Cette « faute », on peut dire que Mélenchon s’y s’est laissé enfermer ensuite en disant seulement : « Pas une voix pour le Front National ». Et qu’il ne parviendra pas à s’en sortir en revenant encore sur ce score du 1er tour qui le laissait au pied du podium. Mais ce dont il est question ici n’est que le mauvais caractère du père Mélenchon. On a vu depuis celui, si bienveillant, du petit Macron.

Mais cette « faute » n’en est une pour la majorité des électeurs de Mélenchon. Si la moitié ont voté Macron, il resterait à déterminer, cinq mois plus tard, si les déçus de Mélenchon sont plus nombreux que les déçus de Macron.

https://www.marianne.net/politique/finalement-les-electeurs-de-melenchon-ont-majoritairement-vote-macron-au-second-tour

Peu de déçus, en revanche, parmi les électeurs de Mélenchon qui n’ont pas voté Macron. Certains auraient compris qu’il appelle clairement à voter Macron, d’autres, non. Mais l’injonction de la bienpensance était telle alors qu’il fallait oser dire comme  Emmanuel Todd: « Voter Macron, c’est l’acceptation de la servitude »

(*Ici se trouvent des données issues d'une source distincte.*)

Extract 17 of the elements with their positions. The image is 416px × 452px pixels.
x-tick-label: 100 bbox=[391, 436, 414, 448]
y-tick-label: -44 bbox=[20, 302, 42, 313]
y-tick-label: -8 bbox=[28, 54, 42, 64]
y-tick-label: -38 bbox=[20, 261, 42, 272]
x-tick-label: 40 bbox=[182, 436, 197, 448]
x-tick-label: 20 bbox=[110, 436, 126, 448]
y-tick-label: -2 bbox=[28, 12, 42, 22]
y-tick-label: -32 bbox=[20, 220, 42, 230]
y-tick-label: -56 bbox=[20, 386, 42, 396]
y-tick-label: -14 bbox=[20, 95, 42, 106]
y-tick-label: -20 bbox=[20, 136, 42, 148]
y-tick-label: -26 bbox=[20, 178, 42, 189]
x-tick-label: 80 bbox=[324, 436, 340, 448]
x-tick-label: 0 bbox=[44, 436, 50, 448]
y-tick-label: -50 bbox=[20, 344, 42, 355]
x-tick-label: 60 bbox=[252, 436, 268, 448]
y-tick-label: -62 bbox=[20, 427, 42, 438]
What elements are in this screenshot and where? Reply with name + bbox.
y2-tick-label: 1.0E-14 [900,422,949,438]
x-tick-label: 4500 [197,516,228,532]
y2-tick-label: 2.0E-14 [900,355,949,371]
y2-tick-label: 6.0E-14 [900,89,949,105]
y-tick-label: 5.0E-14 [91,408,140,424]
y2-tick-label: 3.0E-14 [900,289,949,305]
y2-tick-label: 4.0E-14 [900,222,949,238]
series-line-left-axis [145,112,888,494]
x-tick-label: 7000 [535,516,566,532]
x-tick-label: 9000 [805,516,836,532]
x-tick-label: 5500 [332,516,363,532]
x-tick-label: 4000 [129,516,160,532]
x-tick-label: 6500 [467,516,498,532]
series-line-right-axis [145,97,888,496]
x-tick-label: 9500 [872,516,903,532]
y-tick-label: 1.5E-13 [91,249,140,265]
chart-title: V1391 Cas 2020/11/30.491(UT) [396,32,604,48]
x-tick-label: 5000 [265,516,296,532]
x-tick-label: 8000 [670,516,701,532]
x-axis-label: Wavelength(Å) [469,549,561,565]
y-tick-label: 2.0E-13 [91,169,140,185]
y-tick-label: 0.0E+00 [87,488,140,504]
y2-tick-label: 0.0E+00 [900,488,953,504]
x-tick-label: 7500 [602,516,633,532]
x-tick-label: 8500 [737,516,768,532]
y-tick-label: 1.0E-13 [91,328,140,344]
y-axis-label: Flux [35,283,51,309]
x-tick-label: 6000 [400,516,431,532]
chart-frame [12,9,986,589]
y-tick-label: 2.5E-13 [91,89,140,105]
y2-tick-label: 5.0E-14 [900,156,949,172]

https://www.youtube.com/watch?v=3rCeBG0CJuI

J’ai voté Mélenchon en avril sans imaginer sérieusement qu’il pourrait gagner cette élection, parce que :

d’une part, la « droite » représente toujours les deux tiers des votants en France. (La République En Marche est aujourd’hui le premier parti de droite) ;

d’autre part, la « gauche » en viendrait-elle à dépasser la moitié des votants, l’oligarchie mondialisée et les classes dominantes sauraient empêcher son accession au pouvoir, ou s’en accommoder grâce à ses moyens de nuisances.

En dépit de ses provocations et de ses allures de sans-culotte, Mélenchon est un réformiste de gauche. Le programme de la France Insoumise est un programme réformiste fondé sur des évidences : l’urgence démocratique, l’urgence sociale et l’urgence écologique. C’est la raison pour laquelle tant de gens éduqués, peu politisés, mais raisonnables, se sont ralliés à ce programme.

 

 

La démocratie représentative est une bien belle chose. Elle serait née en Grèce une première fois, avant de renaître en Angleterre, puis dans ses colonies américaines et en France. La révolution française a certes ajouté au principe de liberté celui d’égalité, ce que des Anglais ont trouvé fort choquant. Mais ces trois démocraties ont connu une évolution assez semblable, accordant difficilement le droit de vote à l’ensemble de la population[1].

Le droit fondé sur la propriété est resté dans l’histoire sous le nom de vote censitaire. Il a disparu en droit, certes, mais peut-on dire qu’il a disparu en réalité lorsque, dans « la première démocratie du monde », la moitié de la population, la moins éduquée et la moins aisée, a renoncé depuis longtemps à exercer son droit de vote ?

Sur ce point, la France est en marche pour rattraper les Etats-Unis.

L’acceptation de la servitude a triomphé et il était nécessaire qu’elle triomphe du point de vue des maîtres du monde.

 

[1] Certaines populations se voyaient privées de ce droit, parfois des minorités visibles comme les Noirs aux Etats-Unis, parfois des populations fort nombreuses comme les femmes ou encore plus nombreuses comme les non-possédants. Certes, le droit de vote fondé sur la race ou le sexe a progressivement disparu (en France, il fut accordé aux femmes après la seconde guerre mondiale).